When my father was a local councillor he came home one day and announced, “It’s official, I’m the third most important person in the town.”
He’d just been made chairman of planning and by his reckoning, top was the boss of the shipyard and by far the biggest employer, next was the council leader, then came chairman of planning.
So critical was the role, he said, that it gave him a place in the nuclear shelter. Alas, as he delighted in telling us, the invitation did not extend to the rest of his family.
We never did get to test his claim, thank goodness, that he was destined to live while we would perish or fend for ourselves in the event of a missile strike, presumably from Russia. What we did notice, though, was that his workload increased substantially and that whenever we went somewhere, business folk would nod or say hello. My father was a teacher so they were not in his milieu, but seemingly they were now.
Planning goes to the heart of community life. Other aspects are standardised. Schools, law and order, health, social care – they all operate to centrally-dispensed and monitored procedures. Giving the go-ahead or not for a building development, despite attempts to apply uniformity, still comes down to discretion.
Those taking the decisions are prone to pressures which do not apply elsewhere. You can picket a police station or court, protest outside a hospital, and nothing happens. Inside, they’re applying strict criteria and following the book to the letter. In planning, yes, they are meant to do the same, but realistically it’s much harder to ignore the strength of feelings – very often those who shout the loudest get their way.
As a result, securing approvals can take forever. Not enough affordable new homes are built. Successive governments have failed lamentably to get anywhere near their housing goals.

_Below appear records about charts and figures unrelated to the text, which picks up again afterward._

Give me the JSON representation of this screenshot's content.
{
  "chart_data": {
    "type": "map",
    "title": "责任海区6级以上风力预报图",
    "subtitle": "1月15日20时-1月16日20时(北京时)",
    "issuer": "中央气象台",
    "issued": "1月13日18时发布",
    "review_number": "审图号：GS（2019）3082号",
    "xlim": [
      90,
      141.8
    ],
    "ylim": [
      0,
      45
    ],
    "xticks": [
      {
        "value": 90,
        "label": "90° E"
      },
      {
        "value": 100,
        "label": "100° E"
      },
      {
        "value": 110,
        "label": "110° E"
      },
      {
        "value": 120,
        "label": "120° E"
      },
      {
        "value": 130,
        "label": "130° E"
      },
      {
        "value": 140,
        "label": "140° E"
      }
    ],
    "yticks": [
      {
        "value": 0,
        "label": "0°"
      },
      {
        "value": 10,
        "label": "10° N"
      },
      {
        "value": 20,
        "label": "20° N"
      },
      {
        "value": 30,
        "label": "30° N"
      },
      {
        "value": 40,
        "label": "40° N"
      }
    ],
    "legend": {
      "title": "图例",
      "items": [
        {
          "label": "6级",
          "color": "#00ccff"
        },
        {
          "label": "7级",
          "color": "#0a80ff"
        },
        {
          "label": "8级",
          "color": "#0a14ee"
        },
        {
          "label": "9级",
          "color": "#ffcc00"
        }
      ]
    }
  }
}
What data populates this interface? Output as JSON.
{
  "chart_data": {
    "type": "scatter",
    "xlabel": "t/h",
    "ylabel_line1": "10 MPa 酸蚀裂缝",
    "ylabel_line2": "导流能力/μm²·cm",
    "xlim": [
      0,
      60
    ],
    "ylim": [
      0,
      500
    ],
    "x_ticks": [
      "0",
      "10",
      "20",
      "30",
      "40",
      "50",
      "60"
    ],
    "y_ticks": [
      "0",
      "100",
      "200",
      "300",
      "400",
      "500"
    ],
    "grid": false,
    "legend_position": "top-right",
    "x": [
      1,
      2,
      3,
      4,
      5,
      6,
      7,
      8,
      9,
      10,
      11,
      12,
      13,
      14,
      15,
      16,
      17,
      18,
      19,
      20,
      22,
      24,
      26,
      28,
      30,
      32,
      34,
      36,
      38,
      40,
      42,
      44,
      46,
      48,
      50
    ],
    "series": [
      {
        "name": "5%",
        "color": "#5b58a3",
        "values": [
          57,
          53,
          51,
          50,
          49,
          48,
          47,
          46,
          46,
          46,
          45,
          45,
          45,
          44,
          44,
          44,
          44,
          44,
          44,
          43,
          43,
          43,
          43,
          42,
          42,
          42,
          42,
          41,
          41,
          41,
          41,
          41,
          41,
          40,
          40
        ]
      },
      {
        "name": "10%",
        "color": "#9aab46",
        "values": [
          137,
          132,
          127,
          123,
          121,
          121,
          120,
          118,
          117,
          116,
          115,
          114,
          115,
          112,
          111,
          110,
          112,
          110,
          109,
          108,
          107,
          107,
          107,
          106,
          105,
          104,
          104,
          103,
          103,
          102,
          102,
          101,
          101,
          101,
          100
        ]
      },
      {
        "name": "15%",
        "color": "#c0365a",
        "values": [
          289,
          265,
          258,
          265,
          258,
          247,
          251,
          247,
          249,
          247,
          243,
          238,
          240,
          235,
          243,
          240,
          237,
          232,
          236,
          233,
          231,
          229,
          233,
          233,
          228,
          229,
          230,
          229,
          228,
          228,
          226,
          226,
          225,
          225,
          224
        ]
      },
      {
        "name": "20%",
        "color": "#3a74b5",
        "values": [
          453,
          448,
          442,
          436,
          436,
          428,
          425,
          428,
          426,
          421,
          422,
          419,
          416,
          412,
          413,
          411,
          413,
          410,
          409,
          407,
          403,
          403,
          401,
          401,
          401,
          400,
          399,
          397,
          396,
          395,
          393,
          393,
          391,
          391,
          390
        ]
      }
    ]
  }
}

Now, Boris Johnson says he is going to relieve the logjam. He wants to “level the foundations” of planning and create an entirely new system. The Queen’s Speech duly contains as a central plank the introduction of more certainty and speed. There will be a new Planning Bill designed to overhaul planning in England.
Ministers want to replace the case-by-case assessment of applications with new zonal designations. Councils will be required to classify all land as “protected”, or suitable for development. They will be expected to view favourably plans in these latter zones, and pre-agreed local plans would mean that schemes in areas assigned for “growth” will automatically receive outline permissions.
Residents would have their say in the long-term plans upon which the zones are based, but after that their ability to oppose individual proposals will be severely reduced.
These changes, along with a shake-up of section 106 agreements, design quality codes, greater use of technology and more easily readable plans, are aimed at dramatically reducing red tape and quickening the process, and helping the government reach its new house-building objectives. Ministers maintain that developers will be more prepared to invest in building, allowing targets to be met.
They’re also intended to shore up the Tory vote in those Labour “red wall” seats now turned blue. The aim is to expand home ownership in those “left behind” areas.
All of which is commendable – England’s planning laws date back more than 70 years, to the end of the Second World War. But in his rush to “level the foundations” to achieve “levelling up”, Johnson must be careful.
He has to avoid “levelling down”. With all the attention being heaped on the North and Midlands, the South and South-East are in danger of being forgotten. How are the new planning laws going to work in Labour-run London, for instance, where the housing shortage is most acute? People in London pay twice as much in rent and 40 per cent more on mortgage repayments than the rest of the country.
A town with lots of space upon which to build and to expand is a very different proposition from London. Where in the metropolitan sprawl are the new “growth” zones going to be? Ministers say the new measures will encourage people to live and work away from London, in those constituencies they so badly wish to retain.
First, really? London is expensive but it is still streets ahead of anywhere else in terms of culture, dining, shopping, clubbing, job opportunities – it’s where people, young people especially, want to be.
Second, London and the wider South and South-East drive our economy. Once, it’s true, the North and Midlands acted as the engine room, with manufacturing, shipbuilding, mining and engineering. No longer. Today, our strength is built on our services and they are predominantly concentrated in the southern half.
Already, there are signs of London being ignored. Closely allied to housebuilding – as well as to planning and investing – is infrastructure. The government is earmarking billions for transport routes in the North and Midlands. In London, Crossrail is not completed and Hammersmith Bridge is shut, with no funding for its urgent repair and no date for its reopening. The joke among frustrated locals is that if Hammersmith was in Yorkshire they would have a replacement bridge by now. Except nobody is laughing.
It’s doubtful that amid the euphoria at winning Hartlepool last week whether Johnson paid close attention to all the returns. Overall, the Tories did well, but there were losses. Three county council results stand out: Cambridgeshire, Oxfordshire and Hertfordshire. Why did the Conservatives lose in these shire strongholds, all in prosperous parts of the south of England? Because the councils were embroiled in rows over development schemes. They discovered the hard way that where planning is concerned, the people wield the ultimate sanction.
Trying to “level the foundations” to secure “levelling up” while “levelling down” – it has a distinctly prescriptive, Orwellian feel. Oddly un-Boris, in fact. It induces a sense of queasiness, of government dictating and manipulating.
This attempt at directing and reshaping is bound to end in controversies galore, if not in tears. Planning matters. Ask my father.